Which is where Jack Davenport comes in. An even more valuable attribute than his cheekbones is his gift for underplaying. As Michael Colefield he slouches around in a leather jacket, eyes half-closed and mouth half- open, and he doesn't so much speak his sarcastic remarks as sigh them, as if vanquishing the undead were as painful a chore as cross-referencing case files after a fiery night with Anna. And he doesn't have the Miles fringe anymore, thank the Lord. The producers must have reasoned that the series had more than enough horror as it was.

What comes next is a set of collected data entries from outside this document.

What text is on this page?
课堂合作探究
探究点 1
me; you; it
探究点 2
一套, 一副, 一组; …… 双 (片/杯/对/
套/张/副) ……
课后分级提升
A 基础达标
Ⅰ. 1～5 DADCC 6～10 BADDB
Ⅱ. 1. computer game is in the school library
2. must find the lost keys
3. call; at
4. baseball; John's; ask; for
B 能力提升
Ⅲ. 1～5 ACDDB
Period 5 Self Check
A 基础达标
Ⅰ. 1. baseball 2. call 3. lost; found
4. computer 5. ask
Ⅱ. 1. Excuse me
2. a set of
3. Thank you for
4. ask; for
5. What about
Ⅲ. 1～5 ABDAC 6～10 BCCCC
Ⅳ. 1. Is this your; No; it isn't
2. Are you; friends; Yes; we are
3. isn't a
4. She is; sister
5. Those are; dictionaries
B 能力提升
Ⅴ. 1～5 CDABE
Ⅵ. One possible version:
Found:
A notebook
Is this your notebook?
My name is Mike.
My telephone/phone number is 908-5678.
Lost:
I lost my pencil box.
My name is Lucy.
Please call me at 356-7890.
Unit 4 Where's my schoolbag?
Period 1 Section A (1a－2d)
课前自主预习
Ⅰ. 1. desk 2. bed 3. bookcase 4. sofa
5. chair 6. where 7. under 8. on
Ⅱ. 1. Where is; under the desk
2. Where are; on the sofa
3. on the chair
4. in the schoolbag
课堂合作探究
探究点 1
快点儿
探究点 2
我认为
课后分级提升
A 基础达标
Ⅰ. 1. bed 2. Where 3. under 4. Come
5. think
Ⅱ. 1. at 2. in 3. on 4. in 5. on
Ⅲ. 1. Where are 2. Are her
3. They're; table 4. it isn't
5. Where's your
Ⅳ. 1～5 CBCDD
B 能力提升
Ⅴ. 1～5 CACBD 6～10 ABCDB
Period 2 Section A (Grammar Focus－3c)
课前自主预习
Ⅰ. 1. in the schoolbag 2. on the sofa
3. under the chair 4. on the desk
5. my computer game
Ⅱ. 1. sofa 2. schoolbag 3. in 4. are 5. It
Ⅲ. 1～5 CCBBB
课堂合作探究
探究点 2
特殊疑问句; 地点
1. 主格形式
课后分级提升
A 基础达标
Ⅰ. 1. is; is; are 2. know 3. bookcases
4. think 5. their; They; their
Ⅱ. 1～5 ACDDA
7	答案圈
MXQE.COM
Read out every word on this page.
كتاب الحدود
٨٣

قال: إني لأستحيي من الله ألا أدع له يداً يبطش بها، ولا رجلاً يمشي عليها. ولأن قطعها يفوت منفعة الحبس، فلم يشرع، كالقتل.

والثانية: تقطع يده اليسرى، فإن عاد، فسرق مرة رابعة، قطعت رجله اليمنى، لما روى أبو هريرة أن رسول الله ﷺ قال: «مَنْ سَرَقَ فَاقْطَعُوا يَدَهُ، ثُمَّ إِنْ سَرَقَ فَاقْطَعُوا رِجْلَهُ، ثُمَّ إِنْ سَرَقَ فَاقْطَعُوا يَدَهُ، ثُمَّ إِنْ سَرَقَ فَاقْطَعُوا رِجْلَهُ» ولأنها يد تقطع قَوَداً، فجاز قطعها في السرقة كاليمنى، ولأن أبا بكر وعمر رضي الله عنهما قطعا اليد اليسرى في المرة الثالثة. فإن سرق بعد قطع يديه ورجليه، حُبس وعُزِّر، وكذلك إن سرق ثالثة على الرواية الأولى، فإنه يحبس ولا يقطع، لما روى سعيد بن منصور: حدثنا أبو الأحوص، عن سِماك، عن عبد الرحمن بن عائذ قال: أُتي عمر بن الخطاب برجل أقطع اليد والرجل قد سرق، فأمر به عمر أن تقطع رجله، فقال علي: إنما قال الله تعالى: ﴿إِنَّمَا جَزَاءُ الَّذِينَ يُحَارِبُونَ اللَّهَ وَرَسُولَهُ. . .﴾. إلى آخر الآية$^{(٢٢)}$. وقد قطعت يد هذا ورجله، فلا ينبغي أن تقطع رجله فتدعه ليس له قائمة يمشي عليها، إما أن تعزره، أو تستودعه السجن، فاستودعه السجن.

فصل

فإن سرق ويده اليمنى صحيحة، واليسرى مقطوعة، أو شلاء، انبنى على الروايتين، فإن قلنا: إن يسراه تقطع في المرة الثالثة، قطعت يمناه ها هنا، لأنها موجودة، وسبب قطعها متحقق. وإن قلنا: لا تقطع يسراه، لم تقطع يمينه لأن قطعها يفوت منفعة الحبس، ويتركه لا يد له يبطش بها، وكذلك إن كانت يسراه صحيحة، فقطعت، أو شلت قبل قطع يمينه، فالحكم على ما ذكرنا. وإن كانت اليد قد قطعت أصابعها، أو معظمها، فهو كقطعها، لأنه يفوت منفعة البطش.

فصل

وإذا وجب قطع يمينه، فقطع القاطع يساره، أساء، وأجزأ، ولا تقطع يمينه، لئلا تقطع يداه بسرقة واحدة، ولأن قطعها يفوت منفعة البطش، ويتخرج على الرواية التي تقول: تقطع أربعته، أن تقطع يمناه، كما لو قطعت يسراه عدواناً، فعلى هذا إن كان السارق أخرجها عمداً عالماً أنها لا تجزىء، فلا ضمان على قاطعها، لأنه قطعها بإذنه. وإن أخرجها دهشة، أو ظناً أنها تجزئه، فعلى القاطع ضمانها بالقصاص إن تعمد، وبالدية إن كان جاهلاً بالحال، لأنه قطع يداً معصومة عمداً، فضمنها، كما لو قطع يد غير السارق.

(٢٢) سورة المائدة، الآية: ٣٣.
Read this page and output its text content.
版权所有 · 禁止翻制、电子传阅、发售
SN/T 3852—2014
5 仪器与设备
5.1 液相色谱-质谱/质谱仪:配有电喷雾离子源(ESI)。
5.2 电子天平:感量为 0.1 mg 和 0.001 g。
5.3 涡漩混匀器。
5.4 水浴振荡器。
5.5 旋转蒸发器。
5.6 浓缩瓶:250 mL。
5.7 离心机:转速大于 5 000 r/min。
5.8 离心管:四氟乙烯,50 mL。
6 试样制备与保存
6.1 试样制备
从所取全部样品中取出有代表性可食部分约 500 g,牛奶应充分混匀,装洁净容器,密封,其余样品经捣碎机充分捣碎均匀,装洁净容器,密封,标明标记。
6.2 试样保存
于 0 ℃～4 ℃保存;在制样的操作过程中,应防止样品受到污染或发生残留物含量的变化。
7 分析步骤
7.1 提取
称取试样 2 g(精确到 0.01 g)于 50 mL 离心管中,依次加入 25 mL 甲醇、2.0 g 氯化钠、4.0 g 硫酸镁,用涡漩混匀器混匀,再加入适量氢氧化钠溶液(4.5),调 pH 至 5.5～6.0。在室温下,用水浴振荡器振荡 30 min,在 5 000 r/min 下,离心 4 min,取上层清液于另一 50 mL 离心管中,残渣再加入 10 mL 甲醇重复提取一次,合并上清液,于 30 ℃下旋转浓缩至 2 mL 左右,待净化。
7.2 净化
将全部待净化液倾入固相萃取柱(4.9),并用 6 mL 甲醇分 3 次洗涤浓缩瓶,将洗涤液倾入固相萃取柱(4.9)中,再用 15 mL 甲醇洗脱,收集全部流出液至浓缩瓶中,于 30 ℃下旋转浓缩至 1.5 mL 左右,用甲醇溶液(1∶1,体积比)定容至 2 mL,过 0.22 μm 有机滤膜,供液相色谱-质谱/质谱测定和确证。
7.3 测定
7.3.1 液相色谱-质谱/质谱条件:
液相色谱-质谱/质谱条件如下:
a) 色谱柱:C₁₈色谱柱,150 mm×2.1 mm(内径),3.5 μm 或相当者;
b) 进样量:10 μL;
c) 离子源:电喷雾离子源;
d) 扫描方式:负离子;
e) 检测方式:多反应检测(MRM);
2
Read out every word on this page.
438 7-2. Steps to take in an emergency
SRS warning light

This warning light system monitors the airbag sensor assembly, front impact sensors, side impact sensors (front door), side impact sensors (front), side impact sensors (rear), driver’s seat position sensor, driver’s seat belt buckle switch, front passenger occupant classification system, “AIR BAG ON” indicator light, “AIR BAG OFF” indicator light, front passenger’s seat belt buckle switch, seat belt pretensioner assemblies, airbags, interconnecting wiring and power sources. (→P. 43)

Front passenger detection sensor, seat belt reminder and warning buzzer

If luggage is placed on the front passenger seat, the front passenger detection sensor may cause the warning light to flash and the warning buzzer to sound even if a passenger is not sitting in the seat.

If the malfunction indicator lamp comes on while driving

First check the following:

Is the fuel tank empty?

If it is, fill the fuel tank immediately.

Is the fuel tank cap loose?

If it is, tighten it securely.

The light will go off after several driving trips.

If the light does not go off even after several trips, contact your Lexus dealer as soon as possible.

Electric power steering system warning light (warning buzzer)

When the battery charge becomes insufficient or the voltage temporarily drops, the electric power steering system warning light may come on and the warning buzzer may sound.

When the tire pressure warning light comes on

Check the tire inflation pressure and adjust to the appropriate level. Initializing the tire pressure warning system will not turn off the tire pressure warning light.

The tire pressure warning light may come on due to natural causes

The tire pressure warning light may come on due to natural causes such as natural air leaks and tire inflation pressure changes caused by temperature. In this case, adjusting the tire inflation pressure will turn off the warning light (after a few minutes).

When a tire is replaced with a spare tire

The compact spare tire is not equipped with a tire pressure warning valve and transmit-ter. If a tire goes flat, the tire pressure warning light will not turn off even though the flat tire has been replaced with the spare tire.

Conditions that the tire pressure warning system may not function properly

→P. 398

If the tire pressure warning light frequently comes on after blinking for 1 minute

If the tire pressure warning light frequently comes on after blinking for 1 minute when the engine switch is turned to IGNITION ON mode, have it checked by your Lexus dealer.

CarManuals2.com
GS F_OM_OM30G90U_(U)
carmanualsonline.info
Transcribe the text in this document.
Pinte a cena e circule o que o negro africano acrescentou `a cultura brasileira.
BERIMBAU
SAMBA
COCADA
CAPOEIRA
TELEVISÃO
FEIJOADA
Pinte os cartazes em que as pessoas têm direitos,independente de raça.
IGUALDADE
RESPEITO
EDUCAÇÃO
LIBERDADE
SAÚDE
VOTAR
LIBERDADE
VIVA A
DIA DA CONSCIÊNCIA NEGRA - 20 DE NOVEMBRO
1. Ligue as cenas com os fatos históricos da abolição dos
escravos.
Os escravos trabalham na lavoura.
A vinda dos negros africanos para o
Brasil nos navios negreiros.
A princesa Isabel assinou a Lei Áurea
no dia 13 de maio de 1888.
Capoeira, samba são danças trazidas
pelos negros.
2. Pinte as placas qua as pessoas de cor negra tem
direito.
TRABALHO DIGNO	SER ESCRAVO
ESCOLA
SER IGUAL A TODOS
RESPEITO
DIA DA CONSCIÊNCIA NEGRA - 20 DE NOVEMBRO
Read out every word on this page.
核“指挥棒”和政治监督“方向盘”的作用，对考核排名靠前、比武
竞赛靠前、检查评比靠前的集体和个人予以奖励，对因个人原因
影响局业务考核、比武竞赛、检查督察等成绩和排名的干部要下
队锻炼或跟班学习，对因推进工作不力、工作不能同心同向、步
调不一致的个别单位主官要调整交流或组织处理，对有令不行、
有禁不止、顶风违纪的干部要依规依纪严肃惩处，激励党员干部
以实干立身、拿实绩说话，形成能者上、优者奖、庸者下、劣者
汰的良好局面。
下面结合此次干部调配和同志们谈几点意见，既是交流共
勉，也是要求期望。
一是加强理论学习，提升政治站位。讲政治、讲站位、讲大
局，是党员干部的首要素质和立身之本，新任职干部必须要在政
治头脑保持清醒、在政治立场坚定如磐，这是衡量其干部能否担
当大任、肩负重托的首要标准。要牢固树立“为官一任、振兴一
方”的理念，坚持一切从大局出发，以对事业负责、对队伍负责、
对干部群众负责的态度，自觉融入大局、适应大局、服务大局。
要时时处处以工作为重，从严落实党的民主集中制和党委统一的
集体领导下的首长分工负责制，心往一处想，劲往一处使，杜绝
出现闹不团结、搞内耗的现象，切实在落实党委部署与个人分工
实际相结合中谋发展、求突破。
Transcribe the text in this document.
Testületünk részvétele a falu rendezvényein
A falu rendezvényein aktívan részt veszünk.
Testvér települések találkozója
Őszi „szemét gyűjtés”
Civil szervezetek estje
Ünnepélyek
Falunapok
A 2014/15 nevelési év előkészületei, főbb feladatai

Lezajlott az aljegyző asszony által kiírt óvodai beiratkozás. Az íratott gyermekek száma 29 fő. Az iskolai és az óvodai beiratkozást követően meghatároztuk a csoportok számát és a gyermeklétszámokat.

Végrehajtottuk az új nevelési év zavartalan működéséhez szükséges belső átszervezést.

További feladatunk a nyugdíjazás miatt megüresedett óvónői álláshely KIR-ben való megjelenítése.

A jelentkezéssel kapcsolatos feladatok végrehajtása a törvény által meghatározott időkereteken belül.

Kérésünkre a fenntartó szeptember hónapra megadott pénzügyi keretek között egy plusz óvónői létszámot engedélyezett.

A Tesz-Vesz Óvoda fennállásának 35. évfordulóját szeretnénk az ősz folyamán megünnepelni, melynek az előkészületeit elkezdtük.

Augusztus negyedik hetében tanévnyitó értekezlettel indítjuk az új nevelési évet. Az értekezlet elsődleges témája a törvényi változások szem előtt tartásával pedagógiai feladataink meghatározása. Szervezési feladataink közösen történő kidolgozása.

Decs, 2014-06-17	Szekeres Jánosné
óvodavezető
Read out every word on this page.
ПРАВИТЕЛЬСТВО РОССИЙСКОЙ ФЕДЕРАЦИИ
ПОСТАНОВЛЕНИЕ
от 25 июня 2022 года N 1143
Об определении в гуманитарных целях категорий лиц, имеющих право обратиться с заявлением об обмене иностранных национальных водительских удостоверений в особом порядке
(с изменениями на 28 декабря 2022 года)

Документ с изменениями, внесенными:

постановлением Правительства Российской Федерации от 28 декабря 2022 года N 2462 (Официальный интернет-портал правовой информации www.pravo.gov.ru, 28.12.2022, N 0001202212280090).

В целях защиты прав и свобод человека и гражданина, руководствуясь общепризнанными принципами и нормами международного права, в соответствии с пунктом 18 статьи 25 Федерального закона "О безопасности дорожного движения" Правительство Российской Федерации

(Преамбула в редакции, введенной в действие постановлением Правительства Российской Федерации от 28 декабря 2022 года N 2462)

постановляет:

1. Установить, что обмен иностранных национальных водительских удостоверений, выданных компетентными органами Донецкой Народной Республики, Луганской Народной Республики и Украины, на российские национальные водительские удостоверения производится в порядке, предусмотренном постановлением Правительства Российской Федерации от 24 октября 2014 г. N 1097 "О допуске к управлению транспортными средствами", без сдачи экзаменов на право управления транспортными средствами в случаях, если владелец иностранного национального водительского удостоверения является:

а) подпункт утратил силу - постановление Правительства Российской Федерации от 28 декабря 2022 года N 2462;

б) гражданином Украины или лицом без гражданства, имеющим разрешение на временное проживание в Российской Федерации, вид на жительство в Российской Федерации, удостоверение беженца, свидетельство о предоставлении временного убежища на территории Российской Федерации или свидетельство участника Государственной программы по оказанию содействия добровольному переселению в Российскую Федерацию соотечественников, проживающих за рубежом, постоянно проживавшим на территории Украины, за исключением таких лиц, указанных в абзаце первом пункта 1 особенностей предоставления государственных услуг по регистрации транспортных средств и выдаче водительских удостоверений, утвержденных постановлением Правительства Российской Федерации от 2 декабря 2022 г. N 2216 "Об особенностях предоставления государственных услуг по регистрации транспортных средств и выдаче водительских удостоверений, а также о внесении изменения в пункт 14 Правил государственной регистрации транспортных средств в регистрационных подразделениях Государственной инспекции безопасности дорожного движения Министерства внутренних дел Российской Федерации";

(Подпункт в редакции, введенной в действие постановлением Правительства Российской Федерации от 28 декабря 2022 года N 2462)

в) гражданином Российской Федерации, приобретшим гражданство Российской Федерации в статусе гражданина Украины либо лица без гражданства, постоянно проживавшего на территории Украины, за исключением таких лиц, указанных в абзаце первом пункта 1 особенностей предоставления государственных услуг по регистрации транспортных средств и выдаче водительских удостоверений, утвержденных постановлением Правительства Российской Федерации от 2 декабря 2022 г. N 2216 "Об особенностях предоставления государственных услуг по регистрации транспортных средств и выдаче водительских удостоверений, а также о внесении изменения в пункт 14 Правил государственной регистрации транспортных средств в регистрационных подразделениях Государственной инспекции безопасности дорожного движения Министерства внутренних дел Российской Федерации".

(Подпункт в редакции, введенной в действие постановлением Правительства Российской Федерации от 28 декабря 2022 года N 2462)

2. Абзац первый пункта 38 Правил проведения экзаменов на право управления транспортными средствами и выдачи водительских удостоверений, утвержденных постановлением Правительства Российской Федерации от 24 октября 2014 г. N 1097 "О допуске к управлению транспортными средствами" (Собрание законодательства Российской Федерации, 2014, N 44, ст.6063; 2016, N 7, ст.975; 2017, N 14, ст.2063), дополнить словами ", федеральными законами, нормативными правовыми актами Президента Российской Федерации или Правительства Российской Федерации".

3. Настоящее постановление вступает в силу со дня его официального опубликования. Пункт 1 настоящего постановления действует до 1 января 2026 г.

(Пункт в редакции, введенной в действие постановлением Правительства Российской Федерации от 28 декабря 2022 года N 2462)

If Michael's driven boss, played by Philip Quast, has a little too much of the Peter Cushings about him, with his neat streak of grey hair and a voice that would send most vampires scurrying for their coffins, the rest of the cast echo Davenport's muted delivery. Just like the constables and sergeants we're used to, they fall out over tactics and ethics - but here, the ethical issue is whether one can justify the extermination of another intelligent species, whatever its dietary requirements.

The suggestion that the hunter might not be so different from the hunted was there in the original Dracula novel, but in Ultraviolet it's a central theme: the bite of a vampire can turn you into an inhuman killer, but, as Michael learns, joining up with the opposition can do the same. Last week's Kafka-esque episode saw a woman trapped between one side and the other. It was genuinely disturbing, and we didn't see a vampire at all until the last five minutes.

Joe Ahearne has a sharp eye for all the dramatic possibilities that creep into view when you apply vampire lore to a contemporary setting. We know that vampires don't show up in mirrors, for example, so what about video surveillance footage or airport X-rays or, in last week's chiller, prenatal ultrasound scans? And if someone returns from the dead as a vampire, can they be said to be dead at all? How would they feel about the spouse they left alive, and vice versa? Ahearne poses these questions with such ingenuity that you hardly notice that they are being asked about a non-existent subject.

Something has to be amiss, though, when a drama about ruthless vampire- slayers is more plausible than one about police work, and so it is with Ultraviolet and Undercover Heart. The latter series, with Daniela Nardini, specifically recalls This Life in its clever opening sequence. Five people put on their glad rags and make-up for an evening out: four of them get together for a cosy dinner party, the fifth walks the streets as a prostitute. For the next ten minutes, though, all thoughts of crime are forgotten, and there is no indication of the party-goers' jobs as they knock back the red wine (where would a Nardini heroine be without it?) and talk about their relationships. The schtick of Undercover Heart is that it uncovers its protagonists' private lives, or rather the point where the personal and the professional clash and tangle.

Stephen Mackintosh plays Nardini's husband, a vice squad man who is undercover as a pimp when one of his prostitutes is murdered. Almost an honorary This Lifer, he's cut from the same cloth as Jack Davenport - and if their shared fashion sense is anything to go by, that cloth is black leather. He and Nardini mutter the bumpy dialogue with all the conviction they can muster, but Peter Bowker's script has too many hang-on-a-second stumbling blocks to let the action flow. A husband and wife stationed together? A blind date where the woman doesn't let on to the man that she, like he, is in the force, even though we are repeatedly told how brutally honest she is? And, oddest of all, a little girl who wants a PEP for her ninth birthday? Quick, someone, put a mirror in front of her and check if she has a reflection.